А на селе все оставалось прежним. Каждое утро орали на плетнях драчливые петухи, возле колодезных журавлей бренькали ведрами хлопотливые хозяйки, с гиком носились по улицам, загребая пыль босыми ногами, мы — ребятишки.
Зато непривычно тихими стали деревенские вечера. Не взметнется возле окон озорная частушка, не услышишь возле кооперативного ларька занозистой пьяной похвальбы. И не верилось, что надолго ушли молодые костровские мужики. Я все ждал, когда стукнет наша калитка и раздастся во дворе веселый отцовский смех. Ведь, уезжая на районный призывной пункт, он приласкал маму и сказал:
— Утри нюни, Настасья. Всей Расеей мы враз расколотим гитлеряку. Может, еще к уборочной домой возвернемся.
Но подошел сентябрь, и на пажить вышли бабы со стариками да голенастые подростки. Потом скрылась под снегом стерня, а война все не кончалась. Разве мог я угадать детским своим умом, что продлится она еще целых четыре года?!
Позже я узнал, что все это время страна сидела на голодном пайке. Мы же не испытывали настоящей нужды. Нашим кормильцем и поильцем был лес. Уйма в нем грибов и ягод — не ленись, собирай. А куропатки и зайцы дуриком лезли в силки из балалаечных струн. Земли в костровских огородах было сколько хочешь, картошку сыпали в погреба без счета. Не хватало лишь соли и спичек, но приучились обходиться без них.
Только достала и нашу таежную даль война. По первопутку привезли домой Филиппа Лапина, знатного охотника-медвежатника, не единожды сходившегося сила на силу с бурым хозяином тайги. А теперь привезли его колченогим, ссадили на руках с грузовика, как малого дитятю.
Все село побывало на лапинском подворье. Старики молча тянули с голов треухи, а солдатки принимались голосить, жалея пропащую Филиппову красоту. Инвалид сидел насупясь, пряча под рядном култышки ног. И только когда доняли его расспросами — зачем отступает Красная Армия, пошто отдает ломоть за ломтем Белоруссию, Украину, Псковщину, — зло прохрипел:
— Танков у него — бяда!
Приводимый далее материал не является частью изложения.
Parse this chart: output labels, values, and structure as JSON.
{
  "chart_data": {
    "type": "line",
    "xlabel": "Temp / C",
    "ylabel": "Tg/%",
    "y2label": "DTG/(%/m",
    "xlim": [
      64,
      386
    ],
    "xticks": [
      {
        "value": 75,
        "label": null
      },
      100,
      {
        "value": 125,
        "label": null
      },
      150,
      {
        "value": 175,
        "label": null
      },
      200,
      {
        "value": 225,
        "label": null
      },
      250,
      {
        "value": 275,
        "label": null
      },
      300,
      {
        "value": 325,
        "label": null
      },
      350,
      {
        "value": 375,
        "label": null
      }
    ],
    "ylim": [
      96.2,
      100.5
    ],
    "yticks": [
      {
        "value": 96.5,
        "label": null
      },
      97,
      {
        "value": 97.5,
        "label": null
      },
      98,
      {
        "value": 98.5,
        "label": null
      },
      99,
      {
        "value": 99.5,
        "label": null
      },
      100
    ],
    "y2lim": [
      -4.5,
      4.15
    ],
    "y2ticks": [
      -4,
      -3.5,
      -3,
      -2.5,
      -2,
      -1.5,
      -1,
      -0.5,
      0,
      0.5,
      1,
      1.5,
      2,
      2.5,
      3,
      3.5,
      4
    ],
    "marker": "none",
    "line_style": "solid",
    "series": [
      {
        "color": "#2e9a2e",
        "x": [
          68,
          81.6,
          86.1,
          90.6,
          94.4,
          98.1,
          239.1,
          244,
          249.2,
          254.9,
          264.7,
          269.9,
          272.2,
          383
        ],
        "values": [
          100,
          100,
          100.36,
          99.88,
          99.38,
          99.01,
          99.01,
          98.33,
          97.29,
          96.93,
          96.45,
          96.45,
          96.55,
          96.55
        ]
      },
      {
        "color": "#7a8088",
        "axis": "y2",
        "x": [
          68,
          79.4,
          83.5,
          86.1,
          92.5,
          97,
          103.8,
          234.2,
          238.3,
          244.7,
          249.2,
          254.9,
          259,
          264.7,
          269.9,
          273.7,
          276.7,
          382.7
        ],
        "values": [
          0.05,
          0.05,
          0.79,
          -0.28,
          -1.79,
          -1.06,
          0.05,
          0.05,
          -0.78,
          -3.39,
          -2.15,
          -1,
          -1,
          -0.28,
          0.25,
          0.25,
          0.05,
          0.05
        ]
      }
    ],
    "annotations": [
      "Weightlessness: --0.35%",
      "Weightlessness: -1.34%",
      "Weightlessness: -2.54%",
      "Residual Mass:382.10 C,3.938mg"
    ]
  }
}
Самолетов — бяда! Куда там... — И отрешенно махнул рукой.
А в феврале сорок второго почтарь принес горе в наш дом.
— Извиняй меня, Настасьюшка,— прошептал дед, протягивая маме похоронку.
Шуршала о стену избы поземка, выл на чердаке зимовик; мы сидели возле окна, не зажигая огня. Я ревел во всю дурнинушку, а мама — та не всплакнула даже. Утирая слезы, я обидчиво косился на нее, а назавтра увидел, что стало с нею за одну ночь. Будто в муке обваляли ей голову.
Не хотел я верить казенной бумажке и всю войну ждал письма от отца. Когда стали носить за него пенсию, я все боялся: придет отец домой и заставят нас возвращать эти деньги обратно.
Потом, когда закончилась война, а я повзрослел и убедился в непоправимости потери, я позавидовал соседской девчонке Ольке Лапиной, у которой вовсе не было отца. Не надо было ей отвыкать от его грубоватых ласк, щетинистых щек и пропахших махоркой усов.
Изба Лапиных стояла в нашем же проулке, даже колодец был общим на два двора. Только мама не дружила с теткой Акулиной.
— Ясное дело, — посмеивалась Олькина матушка. — С каких статей Настюхе меня жаловать? Довольно с меня того, что ее Володька жаловал! Оттого и злобится... Сама виновата. Не знала, чем мужика возле подола держать. Чересчур покорной была, а мужиков-то больше к бедовым тянет...
Сама тетка Акулина с легким сердцем сходилась и расходилась с хахалями. Кто-то из них оставил ей на память Ольку, а после войны с заблудшим солдатом прижила она еще и сына Геньку.